María Ileana Faguaga Iglesias: Somos nosotros donde quiera que estemos

Convención de la Cubanidad

María Ileana Faguaga Iglesias

 Hablar de la cubanidad, en estos días de exilio y de presiones, es desafiante. No me recuso. Quien me pincha es admirado historiador y amigo, Ángel Velázquez, provocador innato. Como estudiosa cubanidad me remite a Fernando Ortiz y a la condición de cubano. Ahí cabe de lo mejor a lo peor.

Un breve tiempo en el exterior y la imposición a la dureza de la experiencia, me inclina ahora mismo a identificar la cubanidad con lo mejor que de ella evoco en mi memoria, quizás, para salvarme de los prejuicios que nos convierten esta en maldición. Pero me hace consciente, mucho más, de lo peor.

Ahora mismo cubanidad me evocan mi madre oyendo a Tejedor y añorando sus tiempos de roquera y a mi padre cantando a los viejos trovadores y negándose a dejar de llevar saco.

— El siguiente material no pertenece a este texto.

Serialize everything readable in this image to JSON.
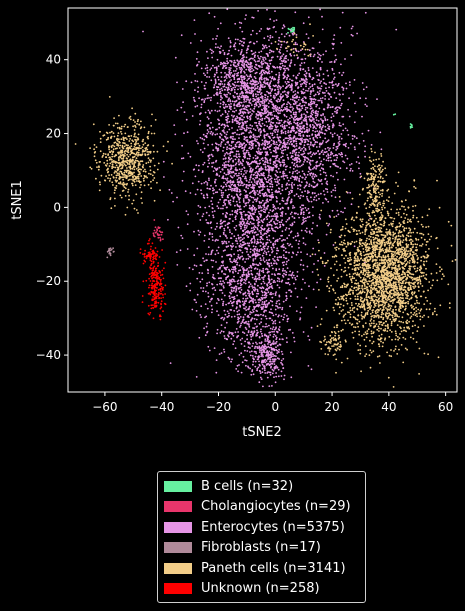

Mi tía-abuela santiaguera, que siempre pensé la más bella y distinguida del mundo, mi abuela hablando en parábolas que luego descubrí africanas y mi tío negándose a “integrarse” políticamente. Mis primos escuchando The Beatles a escondidas y a Irakeres a todo dar. Mi escapada para participar de misa y bembé. Exilio e insilio, ajenos y propios. Ruidos y silencios, cotidianos, reales o en mi mente. Es Isla, es Miami y el mundo. Es amor, desamor, intolerancias… odios.

Somos nosotros donde quiera que estemos. Hagamos lo que hagamos.